Monique: Wat je ziet vs. wat je niet ziet 

    Wat zie je als je mij ziet?

    Ik kijk in de spiegel en zie mezelf. Ik zie aan de oppervlakte een gezonde vrouw met een lichaam wat het lijkt te doen wat het zou moeten doen. Mijn lijf oogt steeds sterker, stabieler en ik betrap mezelf erop dat ik niet langer verdrietig ben om wat ik in de spiegel zie. Ik glimlach. Ik merk dat ik steeds beter word in het doen alsof er niets meer aan de hand is en ik heb de kunstjes om te verbergen wat je wél ziet steeds beter onder de knie. Ik trek mijn schoenen aan en ik merk dat mijn rechterhand trilt door de tremoren. Links heeft dan weer moeite met de fijne motoriek, waardoor het moeilijker is om mijn veters te strikken. Verdorie, laat maar. Ik heb hier geen tijd voor. Ik trek m’n cowboylaarzen wel weer aan, daar zitten geen veters in. Staat nog leuk ook!

    Ik ga verder met mijn dag en rijd naar werk. Het regent hard en ik merk dat ik al vermoeid en met lichte hoofdpijn aankom. ‘Dat zie je gelukkig niet direct aan de buitenkant’, denk ik bij mezelf. Ik heb mijn nieuwe waterfles meegenomen naar werk, het is een joekel van een ding waar maar liefst 2 liter inpast. Het is een fles waar ik uit het tuitje moet zuigen, in plaats van dat ik de fles moet optillen om naar mijn mond te brengen. Het ziet eruit als een fancy ding, maar eerlijkheid gebiedt me te zeggen dat ik de fles heb gekocht omdat het zo’n gesmeer werd tijdens het drinken van water. Mijn schuddende handen zorgen ervoor dat er soms meer water naast mijn mond liep dan erin. Zo kom ik natuurlijk nooit aan mijn doel. Een collega maakt een grapje over het formaat van de fles; ik kan het hebben. Ik grap net zo hard terug dat ik te lui ben om meerdere keren per dag mijn fles te vullen (en dat is ook zo!), maar het was niet de reden waarom ik deze fles kocht. Wat als ik een kleinere fles moet vullen en hem niet open krijg? 

    Ik koop een flesje cola zero voor bij de lunch, en ik hoop dat de suikerboost me even door mijn hoofdpijn heentrekt totdat mijn werkuren er weer op zitten. Ik weet dat de kans bestaat dat ik mijn flesje niet openkrijg en tóch verrast het me weer. ‘Shit, wat zit die dop vast!’. ‘Hier, geef mij maar’, zegt een collega. Ze draait hem zonder moeite open. ‘Ik had het strakste al losgedraaid’, zeg ik lachend. Het is ineens net zoals vroeger, toen we nog wel eens een wedstrijdje deden wie de appelmoes-pot open kon krijgen. Spoiler alert: vroeger ging dat beter dan nu. 

    Mijn werkdag zit erop. Ik loop naar de parkeergarage en ga met moeite weer in mijn auto zitten. Ik ben afgelopen weekend van boven naar beneden van de trap gevallen, en heb me behoorlijk bezeerd. Een blauwe plek van jewelste pronkt op mijn bil, mijn beide ellenbogen zijn beurs en mijn onderrug is fors gekneusd. Je zou kunnen zeggen dat het domme pech was, maar ik weet stiekem wel beter. Ik dacht dat ik mijn voeten goed neerzette, maar dat was niet zo. Mijn linkervoet deed niet wat het zou moeten doen, en ik stapte mis. Nou goed, ik had ook wat kunnen breken. Ik ben lelijk gevallen, maar ik had ook wat kunnen breken. Gelukkig zie je er niet zoveel van!  

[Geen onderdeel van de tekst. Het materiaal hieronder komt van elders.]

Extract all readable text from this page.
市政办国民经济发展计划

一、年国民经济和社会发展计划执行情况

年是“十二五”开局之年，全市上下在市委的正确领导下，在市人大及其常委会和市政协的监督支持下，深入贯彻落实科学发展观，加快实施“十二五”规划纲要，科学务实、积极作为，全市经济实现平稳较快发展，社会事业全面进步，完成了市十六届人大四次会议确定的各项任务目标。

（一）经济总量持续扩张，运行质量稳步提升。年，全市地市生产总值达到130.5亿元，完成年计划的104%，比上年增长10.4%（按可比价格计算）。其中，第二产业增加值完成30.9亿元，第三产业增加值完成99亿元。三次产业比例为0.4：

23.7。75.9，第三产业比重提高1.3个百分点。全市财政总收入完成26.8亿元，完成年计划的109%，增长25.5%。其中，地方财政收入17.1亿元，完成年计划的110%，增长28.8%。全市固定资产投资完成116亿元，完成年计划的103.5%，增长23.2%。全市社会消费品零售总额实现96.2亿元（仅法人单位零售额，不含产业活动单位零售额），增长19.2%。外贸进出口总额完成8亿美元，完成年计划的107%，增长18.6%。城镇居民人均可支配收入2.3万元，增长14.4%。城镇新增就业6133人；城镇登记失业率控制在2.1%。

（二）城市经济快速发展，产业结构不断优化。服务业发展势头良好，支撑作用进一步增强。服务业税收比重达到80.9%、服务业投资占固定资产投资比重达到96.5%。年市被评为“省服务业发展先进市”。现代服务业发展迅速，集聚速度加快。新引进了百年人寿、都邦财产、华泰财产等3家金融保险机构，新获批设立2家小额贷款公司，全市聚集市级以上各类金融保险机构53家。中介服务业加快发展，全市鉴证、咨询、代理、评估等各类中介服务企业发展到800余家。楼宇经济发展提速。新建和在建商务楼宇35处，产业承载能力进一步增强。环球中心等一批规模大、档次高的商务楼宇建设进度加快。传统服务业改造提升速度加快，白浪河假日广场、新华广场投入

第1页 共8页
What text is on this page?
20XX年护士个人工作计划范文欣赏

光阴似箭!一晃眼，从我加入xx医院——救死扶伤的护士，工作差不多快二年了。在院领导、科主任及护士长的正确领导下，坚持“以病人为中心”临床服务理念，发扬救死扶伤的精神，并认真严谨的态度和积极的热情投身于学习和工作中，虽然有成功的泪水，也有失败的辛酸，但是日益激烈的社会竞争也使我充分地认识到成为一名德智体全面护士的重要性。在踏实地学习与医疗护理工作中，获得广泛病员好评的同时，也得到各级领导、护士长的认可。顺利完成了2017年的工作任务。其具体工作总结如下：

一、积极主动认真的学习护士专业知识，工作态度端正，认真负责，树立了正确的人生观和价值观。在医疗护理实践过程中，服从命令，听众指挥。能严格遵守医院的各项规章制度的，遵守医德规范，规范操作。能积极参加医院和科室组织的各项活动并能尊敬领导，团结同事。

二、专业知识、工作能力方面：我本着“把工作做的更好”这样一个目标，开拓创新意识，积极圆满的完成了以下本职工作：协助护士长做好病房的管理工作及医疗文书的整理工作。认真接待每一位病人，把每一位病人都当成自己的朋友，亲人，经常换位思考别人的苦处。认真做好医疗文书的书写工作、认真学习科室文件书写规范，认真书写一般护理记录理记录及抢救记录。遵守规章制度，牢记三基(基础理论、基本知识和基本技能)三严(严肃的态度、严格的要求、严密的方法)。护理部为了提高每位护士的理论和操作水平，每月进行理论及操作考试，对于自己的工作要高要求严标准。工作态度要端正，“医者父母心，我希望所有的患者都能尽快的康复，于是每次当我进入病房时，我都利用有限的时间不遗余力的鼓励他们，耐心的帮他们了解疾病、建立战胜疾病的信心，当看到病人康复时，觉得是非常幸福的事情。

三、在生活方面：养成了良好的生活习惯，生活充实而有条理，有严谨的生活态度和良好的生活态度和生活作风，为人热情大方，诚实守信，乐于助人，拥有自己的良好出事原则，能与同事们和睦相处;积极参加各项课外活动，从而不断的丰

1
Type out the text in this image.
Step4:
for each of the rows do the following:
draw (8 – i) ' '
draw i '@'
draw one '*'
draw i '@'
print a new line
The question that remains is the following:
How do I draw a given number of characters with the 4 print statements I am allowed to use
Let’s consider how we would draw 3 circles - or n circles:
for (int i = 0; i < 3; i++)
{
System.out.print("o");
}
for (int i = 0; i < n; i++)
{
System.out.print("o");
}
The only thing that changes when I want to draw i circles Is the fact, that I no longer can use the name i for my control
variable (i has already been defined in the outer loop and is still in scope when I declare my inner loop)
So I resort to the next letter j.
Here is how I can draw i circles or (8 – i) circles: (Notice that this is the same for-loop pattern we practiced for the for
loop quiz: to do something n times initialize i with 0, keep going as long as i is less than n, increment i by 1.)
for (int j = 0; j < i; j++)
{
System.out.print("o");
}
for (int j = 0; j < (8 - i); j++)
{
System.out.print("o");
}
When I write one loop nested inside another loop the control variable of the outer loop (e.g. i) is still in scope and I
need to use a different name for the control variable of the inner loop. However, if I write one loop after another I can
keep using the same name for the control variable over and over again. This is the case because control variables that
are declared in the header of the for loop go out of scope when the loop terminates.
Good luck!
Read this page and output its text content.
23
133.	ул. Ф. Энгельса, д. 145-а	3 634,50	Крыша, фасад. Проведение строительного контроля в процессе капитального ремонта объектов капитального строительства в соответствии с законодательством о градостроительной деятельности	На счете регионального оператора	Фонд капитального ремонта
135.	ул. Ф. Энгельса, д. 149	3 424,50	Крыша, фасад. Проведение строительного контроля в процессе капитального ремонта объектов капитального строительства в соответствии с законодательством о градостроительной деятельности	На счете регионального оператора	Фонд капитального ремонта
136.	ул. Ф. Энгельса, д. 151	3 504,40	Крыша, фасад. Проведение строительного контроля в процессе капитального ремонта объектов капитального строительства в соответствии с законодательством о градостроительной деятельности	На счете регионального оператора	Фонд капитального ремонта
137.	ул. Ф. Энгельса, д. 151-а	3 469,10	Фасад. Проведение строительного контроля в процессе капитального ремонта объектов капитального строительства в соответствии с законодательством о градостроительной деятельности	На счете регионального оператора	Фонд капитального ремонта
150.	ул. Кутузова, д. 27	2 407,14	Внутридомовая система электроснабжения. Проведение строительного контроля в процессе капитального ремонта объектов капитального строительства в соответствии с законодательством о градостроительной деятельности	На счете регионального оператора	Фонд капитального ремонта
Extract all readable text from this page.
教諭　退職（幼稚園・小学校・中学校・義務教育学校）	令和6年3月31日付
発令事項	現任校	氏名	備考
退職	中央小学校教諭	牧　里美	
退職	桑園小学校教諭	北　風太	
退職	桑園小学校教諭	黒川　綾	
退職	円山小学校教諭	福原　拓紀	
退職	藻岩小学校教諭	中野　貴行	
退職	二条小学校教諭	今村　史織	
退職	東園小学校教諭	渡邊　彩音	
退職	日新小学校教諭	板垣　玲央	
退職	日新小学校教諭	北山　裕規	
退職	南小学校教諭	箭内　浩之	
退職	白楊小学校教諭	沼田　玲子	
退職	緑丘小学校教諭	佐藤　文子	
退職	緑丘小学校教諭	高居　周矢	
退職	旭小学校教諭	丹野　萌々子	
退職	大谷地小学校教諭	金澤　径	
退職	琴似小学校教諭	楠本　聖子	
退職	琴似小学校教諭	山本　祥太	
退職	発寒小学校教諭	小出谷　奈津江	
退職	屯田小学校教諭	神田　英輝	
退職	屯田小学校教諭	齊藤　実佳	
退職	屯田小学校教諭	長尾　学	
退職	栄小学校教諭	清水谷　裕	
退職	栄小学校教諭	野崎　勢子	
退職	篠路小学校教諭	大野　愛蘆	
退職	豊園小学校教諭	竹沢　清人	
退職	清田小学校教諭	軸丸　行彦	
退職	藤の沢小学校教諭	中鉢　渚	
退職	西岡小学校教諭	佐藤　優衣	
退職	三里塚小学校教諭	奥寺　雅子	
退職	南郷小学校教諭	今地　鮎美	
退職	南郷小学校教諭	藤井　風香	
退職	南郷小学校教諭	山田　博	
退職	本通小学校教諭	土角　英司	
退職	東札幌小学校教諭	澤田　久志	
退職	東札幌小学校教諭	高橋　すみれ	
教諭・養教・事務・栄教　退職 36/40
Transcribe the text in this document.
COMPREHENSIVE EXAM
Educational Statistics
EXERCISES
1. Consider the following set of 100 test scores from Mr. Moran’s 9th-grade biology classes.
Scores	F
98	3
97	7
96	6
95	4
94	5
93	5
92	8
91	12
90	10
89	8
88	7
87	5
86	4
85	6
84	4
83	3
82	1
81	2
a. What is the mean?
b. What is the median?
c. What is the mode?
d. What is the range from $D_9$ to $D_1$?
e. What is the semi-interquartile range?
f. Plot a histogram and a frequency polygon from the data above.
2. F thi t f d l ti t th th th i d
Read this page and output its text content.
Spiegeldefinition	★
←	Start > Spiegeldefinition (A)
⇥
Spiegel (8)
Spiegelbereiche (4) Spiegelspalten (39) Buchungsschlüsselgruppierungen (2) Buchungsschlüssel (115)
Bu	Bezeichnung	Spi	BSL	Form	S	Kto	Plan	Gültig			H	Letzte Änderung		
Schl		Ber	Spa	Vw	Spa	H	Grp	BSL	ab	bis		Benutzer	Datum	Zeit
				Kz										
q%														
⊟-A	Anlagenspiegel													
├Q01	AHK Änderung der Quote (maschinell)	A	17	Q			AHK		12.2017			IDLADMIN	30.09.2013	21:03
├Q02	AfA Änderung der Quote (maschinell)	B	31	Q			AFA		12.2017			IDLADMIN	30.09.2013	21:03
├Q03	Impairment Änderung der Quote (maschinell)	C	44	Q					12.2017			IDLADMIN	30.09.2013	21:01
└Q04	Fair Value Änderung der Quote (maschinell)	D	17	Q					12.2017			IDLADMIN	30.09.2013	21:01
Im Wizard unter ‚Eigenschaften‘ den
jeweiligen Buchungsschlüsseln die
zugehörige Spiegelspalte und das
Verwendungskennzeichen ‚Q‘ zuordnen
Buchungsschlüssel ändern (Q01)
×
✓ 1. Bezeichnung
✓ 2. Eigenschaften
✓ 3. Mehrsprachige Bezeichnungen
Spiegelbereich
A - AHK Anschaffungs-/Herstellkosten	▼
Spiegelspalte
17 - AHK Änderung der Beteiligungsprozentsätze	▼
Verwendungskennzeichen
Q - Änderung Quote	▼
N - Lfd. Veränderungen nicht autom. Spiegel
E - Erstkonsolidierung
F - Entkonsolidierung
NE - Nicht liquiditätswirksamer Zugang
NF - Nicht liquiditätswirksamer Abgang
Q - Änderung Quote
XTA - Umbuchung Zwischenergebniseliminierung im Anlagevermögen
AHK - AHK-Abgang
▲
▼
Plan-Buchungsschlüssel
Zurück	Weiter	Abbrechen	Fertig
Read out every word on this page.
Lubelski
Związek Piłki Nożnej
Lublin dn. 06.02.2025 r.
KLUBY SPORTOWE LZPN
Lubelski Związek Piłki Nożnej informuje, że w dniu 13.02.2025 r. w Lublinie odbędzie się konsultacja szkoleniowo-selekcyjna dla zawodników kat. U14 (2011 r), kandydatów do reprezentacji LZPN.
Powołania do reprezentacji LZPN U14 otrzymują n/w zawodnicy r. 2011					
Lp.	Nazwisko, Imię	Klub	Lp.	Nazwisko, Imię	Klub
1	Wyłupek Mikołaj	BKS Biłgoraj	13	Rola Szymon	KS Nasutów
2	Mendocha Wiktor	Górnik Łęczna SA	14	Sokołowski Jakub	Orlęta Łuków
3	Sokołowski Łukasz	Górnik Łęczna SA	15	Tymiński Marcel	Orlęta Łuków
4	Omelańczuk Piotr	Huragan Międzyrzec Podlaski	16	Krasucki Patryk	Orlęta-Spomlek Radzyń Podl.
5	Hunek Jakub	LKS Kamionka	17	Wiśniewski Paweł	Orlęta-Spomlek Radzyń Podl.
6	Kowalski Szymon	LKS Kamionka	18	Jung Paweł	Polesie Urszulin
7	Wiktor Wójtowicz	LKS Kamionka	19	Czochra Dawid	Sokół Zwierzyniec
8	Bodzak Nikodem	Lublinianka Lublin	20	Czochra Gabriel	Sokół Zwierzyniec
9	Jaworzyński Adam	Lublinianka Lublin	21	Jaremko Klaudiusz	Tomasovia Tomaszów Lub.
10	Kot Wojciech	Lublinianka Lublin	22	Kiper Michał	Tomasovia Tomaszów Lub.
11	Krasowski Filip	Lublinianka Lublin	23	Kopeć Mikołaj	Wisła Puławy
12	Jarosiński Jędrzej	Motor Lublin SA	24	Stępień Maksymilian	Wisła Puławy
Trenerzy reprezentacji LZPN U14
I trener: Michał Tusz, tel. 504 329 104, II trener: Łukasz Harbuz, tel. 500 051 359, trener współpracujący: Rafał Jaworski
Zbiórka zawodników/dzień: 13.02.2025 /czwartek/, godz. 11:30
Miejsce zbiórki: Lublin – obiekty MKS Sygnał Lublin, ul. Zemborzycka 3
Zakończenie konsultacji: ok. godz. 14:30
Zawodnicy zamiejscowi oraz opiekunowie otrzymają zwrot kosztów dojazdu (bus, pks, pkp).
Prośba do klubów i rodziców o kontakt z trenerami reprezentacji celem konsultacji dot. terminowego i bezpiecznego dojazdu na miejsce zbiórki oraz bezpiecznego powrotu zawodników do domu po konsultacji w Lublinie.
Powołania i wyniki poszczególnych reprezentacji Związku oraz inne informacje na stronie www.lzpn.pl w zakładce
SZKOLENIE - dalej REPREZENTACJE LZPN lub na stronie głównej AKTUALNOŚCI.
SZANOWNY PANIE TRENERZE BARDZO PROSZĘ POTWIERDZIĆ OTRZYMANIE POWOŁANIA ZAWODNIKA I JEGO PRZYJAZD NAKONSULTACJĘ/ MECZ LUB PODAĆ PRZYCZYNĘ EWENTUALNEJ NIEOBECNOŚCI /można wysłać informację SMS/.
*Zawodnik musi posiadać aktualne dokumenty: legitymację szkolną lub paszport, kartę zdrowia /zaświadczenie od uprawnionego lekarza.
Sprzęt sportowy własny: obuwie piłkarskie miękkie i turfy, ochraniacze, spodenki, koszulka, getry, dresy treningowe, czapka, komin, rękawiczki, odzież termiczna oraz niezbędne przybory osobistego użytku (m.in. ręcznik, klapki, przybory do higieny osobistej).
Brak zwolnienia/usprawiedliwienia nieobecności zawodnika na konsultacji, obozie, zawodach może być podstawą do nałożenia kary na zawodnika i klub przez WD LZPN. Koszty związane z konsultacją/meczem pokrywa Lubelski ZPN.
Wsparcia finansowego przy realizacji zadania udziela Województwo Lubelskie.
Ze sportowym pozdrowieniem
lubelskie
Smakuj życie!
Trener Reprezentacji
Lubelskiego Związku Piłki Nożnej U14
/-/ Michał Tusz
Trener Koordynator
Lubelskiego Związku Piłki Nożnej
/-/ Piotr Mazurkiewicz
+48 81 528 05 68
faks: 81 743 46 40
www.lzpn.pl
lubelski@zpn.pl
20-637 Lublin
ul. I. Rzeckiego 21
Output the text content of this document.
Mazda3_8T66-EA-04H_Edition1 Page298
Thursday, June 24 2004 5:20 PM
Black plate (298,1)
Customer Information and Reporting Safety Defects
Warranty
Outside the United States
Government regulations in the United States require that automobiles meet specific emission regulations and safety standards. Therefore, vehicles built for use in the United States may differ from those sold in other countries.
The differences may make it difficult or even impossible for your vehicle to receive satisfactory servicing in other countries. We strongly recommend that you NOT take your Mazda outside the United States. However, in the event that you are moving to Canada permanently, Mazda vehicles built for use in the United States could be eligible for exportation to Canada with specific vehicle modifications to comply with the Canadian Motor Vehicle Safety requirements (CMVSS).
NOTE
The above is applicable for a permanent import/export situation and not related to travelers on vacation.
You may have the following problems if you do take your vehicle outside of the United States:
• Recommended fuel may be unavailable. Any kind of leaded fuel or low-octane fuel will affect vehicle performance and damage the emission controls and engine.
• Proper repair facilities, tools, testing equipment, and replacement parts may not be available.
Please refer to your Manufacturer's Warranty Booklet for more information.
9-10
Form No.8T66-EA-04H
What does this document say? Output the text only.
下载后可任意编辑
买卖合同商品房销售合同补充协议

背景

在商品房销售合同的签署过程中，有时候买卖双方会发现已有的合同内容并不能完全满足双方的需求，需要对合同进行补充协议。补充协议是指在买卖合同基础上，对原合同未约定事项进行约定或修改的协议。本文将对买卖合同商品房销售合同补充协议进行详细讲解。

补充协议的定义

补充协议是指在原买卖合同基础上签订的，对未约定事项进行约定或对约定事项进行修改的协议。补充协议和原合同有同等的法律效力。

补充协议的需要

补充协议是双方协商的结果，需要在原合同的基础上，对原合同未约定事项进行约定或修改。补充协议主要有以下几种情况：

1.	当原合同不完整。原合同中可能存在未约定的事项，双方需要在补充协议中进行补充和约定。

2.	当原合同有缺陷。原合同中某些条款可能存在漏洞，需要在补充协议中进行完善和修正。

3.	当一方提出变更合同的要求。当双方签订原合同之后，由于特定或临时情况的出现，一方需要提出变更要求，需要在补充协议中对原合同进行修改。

    Ik kom doodmoe thuis en de tinnitus giert door mijn hoofd. Ik snij mezelf per ongeluk in mijn vinger en krijg de zak kroepoek niet open maar ik kook een maaltijd. Mijn lijf doet niet wat mijn spiegelbeeld me vanochtend beloofde. Dit lijf voelt niet van mij. Het zag eruit als een gezonde vrouw met een leuke outfit en stoere cowboylaarzen. Misschien straalde ze zelfs een beetje. Het zag eruit als iemand die haar water-drink-doel hoe dan ook wel ging halen want ze had immers een volledig gevulde 2 liter fles bij zich. Ze loopt wat moeilijk, maar volgens mij sport ze tegenwoordig ook veel. Ze heeft vast spierpijn. Wat relaxed eigenlijk dat haar werkdag er na vier uurtjes alweer op zit, dan heeft ze vast ruim de tijd voor leuke dingen en het koken van een gezonde maaltijd. 

    “Wat moet ik zeggen als ze vragen hoe het met je gaat? Ik vind het soms lastig”, vroeg m’n zusje onlangs. Ik snap het wel. Ik zie er niet uit als het beeld wat men heeft van een gemiddelde MS patiënt, en ik zou liegen als ik daar ook niet m’n best voor zou doen. De diagnose hangt aan mijn dossier, maar het is ook maar gewoon een verzamelnaam voor iets wat gebeurt in mijn lijf. Niets meer dan dat.

    Ik weet zelf soms niet eens hoe het gaat. “Ze maakt er het beste van en probeert eruit te halen wat erin zit”, zei ik. “Zeg dat de volgende keer maar.”